The term "willfully," as it is used here, means simply a voluntary, conscious and intentional decision to prefer other creditors over the United States. It does not require any bad motive, such as an intent to defraud or deprive the United States of taxes. Vinick v. Comm'r, 110 F.3d 168, 173 (1st Cir. 1997). A responsible person acts "willfully" if he knew or should have known that the trust fund taxes were not being paid and that company funds were used to pay creditors other than the United States. Catering, 794 F.2d at 6;Harrington v. United States, 504 F.2d 1306, 1313 (1st Cir. 1974). Moulton and Glick have stipulated that if they were responsible persons, their intent was willful.
Under these standards, I conclude that Moulton and Pratt exercised significant control over the financial affairs of B.C. in the fourth quarter of 1996, and are responsible persons under the totality of the circumstances for that quarter. They willfully failed to collect, truthfully account for, and pay over the withheld income and FICA taxes of B.G. for the period ending December 31, 1996.
With respect to the earlier quarters, the evidence does not support the government's claim that they were engaged in day-today management. Occasional involvement in business affairs is insufficient to create liability. Vinick, 205 F.3d at 20. While Pratt and Moulton had check-writing authority in the summer of 1994 and Moulton in February 1995, no taxes were overdue in those quarters. See Vinick v. Comm'r, 110 F.3d at 172 (focusing attention on the relevant quarters and noting that while Vinick participated in some business activities, "neither of those incidents occurred during the quarters in question").
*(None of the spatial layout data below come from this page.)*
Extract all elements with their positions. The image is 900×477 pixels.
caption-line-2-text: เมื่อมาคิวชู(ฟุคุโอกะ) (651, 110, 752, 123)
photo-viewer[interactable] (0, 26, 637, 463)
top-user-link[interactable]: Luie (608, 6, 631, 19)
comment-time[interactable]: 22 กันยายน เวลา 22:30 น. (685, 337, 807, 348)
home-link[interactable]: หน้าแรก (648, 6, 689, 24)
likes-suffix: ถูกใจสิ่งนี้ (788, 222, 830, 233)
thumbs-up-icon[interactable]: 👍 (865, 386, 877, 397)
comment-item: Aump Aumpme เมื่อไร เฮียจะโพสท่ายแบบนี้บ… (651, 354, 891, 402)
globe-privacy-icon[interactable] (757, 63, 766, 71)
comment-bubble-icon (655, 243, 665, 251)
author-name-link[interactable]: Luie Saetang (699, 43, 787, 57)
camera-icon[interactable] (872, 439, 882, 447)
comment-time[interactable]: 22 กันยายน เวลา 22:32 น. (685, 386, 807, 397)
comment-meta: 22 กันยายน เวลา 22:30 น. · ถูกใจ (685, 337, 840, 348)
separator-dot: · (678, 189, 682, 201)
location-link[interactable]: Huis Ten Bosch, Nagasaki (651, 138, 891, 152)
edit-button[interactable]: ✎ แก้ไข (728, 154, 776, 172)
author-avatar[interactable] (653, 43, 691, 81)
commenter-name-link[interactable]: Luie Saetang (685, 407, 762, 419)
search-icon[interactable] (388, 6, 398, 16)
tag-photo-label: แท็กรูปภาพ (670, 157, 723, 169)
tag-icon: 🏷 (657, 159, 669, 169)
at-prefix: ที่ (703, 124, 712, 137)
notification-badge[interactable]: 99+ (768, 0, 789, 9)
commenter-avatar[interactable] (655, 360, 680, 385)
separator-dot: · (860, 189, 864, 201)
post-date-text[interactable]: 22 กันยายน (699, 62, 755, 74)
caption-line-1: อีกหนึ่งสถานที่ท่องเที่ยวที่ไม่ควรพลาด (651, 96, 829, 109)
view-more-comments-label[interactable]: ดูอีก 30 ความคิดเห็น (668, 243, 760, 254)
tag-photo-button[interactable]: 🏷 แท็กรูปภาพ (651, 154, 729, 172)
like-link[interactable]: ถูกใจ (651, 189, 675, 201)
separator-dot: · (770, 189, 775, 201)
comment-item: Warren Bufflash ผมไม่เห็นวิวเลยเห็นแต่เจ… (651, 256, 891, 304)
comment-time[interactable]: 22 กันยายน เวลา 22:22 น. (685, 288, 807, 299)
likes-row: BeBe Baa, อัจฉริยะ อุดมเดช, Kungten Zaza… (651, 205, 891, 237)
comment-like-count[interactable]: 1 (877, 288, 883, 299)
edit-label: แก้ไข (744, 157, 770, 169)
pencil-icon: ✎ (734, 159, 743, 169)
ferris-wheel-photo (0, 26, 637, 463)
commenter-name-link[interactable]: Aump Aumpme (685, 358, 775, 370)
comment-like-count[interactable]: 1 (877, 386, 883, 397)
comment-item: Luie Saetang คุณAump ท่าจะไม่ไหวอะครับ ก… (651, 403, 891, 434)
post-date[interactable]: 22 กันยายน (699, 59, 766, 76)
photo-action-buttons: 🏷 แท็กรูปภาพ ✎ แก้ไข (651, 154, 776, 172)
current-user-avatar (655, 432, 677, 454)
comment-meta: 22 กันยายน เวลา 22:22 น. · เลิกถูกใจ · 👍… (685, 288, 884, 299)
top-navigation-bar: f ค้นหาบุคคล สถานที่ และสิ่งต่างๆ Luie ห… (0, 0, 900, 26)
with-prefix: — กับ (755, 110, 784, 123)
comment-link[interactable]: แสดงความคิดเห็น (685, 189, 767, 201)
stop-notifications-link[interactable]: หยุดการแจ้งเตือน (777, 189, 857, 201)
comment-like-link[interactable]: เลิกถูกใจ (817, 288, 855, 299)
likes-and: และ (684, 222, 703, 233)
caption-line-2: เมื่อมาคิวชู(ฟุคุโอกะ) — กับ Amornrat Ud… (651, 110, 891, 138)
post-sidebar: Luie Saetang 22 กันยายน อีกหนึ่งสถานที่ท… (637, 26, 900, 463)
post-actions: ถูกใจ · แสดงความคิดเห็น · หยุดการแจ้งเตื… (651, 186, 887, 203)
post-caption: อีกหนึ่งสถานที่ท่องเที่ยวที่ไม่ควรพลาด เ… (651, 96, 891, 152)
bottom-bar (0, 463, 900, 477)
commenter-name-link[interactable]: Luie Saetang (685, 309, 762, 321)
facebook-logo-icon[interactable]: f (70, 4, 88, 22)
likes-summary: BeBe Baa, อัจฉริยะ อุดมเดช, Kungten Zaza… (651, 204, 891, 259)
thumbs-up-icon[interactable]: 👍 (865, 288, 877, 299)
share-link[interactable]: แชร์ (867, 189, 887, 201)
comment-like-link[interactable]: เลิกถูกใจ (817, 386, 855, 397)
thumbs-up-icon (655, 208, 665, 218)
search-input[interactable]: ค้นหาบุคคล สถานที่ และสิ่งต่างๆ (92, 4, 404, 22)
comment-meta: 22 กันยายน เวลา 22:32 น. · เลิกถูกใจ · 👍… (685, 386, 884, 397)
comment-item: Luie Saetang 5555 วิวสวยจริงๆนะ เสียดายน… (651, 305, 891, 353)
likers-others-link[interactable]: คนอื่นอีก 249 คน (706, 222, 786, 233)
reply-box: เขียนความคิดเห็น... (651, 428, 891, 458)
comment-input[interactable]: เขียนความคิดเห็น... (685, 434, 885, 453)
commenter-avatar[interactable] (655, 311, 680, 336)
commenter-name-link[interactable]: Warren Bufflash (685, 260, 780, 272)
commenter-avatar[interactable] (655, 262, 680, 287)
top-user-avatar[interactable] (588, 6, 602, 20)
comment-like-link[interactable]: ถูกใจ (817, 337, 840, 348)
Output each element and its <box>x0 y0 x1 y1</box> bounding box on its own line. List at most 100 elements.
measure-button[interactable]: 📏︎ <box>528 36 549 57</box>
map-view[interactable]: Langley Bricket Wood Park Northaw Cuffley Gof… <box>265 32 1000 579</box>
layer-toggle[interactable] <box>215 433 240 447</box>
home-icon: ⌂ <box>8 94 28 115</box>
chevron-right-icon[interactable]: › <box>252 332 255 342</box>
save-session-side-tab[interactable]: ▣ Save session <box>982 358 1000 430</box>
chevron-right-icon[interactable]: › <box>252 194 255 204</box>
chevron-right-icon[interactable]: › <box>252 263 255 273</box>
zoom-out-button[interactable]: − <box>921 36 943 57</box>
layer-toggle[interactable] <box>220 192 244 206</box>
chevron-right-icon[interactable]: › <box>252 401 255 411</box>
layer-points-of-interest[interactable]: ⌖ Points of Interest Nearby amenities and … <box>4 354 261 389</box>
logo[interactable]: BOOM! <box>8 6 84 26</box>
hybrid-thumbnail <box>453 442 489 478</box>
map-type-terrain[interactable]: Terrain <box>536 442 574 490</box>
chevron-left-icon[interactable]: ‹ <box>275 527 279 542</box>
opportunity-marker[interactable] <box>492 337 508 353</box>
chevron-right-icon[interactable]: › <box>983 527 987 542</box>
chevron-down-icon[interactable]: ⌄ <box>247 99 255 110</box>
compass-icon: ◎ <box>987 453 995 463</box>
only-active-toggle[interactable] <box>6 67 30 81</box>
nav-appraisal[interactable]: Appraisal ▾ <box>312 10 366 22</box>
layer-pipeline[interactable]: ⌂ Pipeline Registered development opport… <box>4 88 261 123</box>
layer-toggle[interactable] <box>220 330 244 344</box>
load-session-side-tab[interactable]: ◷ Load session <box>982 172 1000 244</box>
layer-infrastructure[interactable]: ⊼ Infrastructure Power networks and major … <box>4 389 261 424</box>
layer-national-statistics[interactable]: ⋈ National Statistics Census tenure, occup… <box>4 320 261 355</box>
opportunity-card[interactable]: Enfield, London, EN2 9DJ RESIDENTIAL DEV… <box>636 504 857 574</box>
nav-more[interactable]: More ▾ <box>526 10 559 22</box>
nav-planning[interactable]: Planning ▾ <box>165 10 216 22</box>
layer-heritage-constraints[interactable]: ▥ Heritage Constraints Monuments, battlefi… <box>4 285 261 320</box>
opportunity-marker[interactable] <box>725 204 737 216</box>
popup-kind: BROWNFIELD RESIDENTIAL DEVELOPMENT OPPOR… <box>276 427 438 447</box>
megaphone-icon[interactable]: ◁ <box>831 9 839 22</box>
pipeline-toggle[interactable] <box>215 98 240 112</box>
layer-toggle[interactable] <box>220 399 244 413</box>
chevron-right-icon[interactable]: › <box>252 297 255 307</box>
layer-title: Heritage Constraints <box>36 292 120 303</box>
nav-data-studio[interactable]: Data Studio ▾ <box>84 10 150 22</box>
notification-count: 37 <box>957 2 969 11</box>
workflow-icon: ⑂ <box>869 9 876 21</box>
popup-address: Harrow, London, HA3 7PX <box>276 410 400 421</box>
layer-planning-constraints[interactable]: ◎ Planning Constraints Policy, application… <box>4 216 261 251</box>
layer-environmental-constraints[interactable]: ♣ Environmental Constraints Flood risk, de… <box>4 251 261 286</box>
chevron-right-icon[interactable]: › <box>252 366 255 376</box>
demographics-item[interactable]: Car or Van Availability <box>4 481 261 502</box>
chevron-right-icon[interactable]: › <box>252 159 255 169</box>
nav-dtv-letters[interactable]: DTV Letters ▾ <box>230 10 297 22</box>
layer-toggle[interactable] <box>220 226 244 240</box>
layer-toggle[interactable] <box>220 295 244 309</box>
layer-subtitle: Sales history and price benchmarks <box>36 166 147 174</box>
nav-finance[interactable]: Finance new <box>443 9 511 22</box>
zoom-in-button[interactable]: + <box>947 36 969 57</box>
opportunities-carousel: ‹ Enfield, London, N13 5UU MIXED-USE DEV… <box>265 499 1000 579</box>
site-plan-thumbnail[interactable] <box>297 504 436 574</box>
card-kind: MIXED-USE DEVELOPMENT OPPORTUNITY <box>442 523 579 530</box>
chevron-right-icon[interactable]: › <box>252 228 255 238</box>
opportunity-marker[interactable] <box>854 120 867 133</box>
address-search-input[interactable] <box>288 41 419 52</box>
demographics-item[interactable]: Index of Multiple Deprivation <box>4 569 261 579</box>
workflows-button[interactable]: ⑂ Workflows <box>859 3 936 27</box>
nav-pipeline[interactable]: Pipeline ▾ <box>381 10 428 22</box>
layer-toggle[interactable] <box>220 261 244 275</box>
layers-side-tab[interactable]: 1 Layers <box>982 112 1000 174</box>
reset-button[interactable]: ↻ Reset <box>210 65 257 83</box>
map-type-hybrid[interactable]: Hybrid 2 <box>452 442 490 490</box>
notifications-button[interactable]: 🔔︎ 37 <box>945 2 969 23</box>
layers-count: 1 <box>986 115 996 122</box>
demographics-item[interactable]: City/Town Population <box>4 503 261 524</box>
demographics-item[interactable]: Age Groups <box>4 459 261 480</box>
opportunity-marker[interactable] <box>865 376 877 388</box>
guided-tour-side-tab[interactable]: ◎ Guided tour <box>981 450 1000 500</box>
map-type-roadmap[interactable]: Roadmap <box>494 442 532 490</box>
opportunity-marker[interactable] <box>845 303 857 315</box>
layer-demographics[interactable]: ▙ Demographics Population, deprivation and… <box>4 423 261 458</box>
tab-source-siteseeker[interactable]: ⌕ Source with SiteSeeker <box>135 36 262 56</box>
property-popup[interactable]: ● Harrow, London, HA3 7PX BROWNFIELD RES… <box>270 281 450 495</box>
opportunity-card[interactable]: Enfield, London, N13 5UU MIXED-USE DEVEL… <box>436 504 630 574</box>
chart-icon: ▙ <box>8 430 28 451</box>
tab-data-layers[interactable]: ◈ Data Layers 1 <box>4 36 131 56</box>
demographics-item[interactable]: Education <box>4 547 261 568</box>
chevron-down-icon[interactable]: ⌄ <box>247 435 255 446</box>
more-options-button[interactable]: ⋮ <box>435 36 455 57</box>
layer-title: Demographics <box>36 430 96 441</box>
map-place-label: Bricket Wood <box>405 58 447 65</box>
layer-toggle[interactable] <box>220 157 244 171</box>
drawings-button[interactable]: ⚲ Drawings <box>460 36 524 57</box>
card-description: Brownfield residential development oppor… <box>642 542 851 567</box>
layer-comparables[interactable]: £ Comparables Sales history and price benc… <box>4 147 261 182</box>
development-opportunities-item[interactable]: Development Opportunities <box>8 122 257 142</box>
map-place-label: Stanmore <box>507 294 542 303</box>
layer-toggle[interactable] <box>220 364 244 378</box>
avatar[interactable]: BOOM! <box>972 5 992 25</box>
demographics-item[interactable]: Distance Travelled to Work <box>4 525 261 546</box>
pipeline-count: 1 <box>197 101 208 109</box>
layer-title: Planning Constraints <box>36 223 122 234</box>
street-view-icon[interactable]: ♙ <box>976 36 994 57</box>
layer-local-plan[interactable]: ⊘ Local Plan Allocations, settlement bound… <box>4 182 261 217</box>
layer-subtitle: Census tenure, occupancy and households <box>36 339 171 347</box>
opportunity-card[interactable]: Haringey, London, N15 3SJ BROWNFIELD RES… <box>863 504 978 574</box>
There is some evidence of an increasing role in financial management in the third quarter, but the evidence does not persuade me Pratt and Moulton could have paid the taxes at that time. There is scant to no evidence of actual exercise of control in 1995 or the first two tax periods of 1996.
ORDER
I order entry of judgment in favor of the United States against Moulton and Pratt for the fourth quarter, 1996. The government shall submit forms of judgment forthwith in the correct amount of the assessment plus statutory interest.